Wer waren eigentlich die wahren Apostaten und Weltbildvereinfacher?
Stichworte: christliche Bücherverbrennungen seit der Spätantike,
pars pro toto seien erwähnt: z.B. die öffentliche Verbrennung der systematisch ausgeführten bibelkritischen Schriften des Porphyrios, einer der kompetentesten Gegner des Christentums (vgl. auch weiter unten);
ebenso das Schicksal der Alēthḗs lógos des Kelsos. Ähnlich erging es dem antichristlichen Spätwerk Nómon syngraphé des Geṓrgios Gemistós [„Plethon„], das 1454 auf Befehl des Patriarchen von Konstantinopel (Gennadios II. Scholarios) verbrannt wurde; obschon Fragmente davon und eine Zusammenfassung überlebten.

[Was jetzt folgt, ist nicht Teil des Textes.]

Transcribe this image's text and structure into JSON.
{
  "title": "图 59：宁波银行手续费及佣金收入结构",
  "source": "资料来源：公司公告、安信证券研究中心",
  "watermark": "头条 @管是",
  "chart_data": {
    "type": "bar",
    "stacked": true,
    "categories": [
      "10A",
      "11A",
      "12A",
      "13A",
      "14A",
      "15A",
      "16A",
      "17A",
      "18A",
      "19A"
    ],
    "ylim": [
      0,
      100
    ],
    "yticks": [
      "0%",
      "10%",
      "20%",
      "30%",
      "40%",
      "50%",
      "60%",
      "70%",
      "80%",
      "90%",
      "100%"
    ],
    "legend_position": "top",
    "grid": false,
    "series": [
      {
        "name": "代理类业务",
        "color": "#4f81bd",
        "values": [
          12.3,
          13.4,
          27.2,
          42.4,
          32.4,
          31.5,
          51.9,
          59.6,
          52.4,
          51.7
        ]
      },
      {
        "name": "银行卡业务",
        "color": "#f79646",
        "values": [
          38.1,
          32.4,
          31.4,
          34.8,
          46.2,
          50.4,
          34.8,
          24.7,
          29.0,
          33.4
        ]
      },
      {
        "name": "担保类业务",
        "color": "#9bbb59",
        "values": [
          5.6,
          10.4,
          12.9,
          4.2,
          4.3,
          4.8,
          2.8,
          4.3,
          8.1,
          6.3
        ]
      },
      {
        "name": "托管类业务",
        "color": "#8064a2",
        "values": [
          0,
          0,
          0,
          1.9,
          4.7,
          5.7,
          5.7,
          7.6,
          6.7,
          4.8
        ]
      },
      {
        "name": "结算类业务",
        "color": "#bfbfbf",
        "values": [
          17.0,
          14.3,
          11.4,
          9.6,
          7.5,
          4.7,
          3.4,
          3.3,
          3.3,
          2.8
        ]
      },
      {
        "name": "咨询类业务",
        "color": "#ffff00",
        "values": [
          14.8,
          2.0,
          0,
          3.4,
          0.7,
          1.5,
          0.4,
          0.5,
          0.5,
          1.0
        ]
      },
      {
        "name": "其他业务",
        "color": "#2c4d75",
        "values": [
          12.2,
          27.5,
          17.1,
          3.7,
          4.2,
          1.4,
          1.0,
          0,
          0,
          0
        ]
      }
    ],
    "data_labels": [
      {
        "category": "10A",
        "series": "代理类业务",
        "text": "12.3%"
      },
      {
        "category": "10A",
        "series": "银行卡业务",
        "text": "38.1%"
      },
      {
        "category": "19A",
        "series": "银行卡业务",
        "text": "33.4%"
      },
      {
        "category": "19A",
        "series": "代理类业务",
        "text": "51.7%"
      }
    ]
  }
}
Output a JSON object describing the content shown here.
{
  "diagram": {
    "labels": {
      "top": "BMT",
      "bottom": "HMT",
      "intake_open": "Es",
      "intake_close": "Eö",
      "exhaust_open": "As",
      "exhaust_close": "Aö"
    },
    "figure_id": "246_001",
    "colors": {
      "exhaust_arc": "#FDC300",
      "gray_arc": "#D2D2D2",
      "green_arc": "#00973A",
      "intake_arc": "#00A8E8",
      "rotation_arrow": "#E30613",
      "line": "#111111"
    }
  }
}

Zur klerikalen Unterdrückungsgeschichte der wirklichen Rede- und Publikationsfreiheit gehört u.a. auch, dass Redefreiheit während des gesamten europäischen Mittelalters im allgemeinen bloß als Kanzelberedsamkeit praktiziert werden konnte und eben nicht als öffentliche Meinung oder Meinungsäußerungsfreiheit sanktionslos toleriert wurde. Mit Blick auf die freiheitliche Sonderrolle der Kanzelberedsamkeit könnte man durchaus dafürhalten, dass „das Mittelalter“ in Mitteleuropa erst mit dem Ableben der sogenannten „DDR“ Ende 1989 endgültig oder evtl. auch nur bis auf Widerruf zu Ende gegangen ist.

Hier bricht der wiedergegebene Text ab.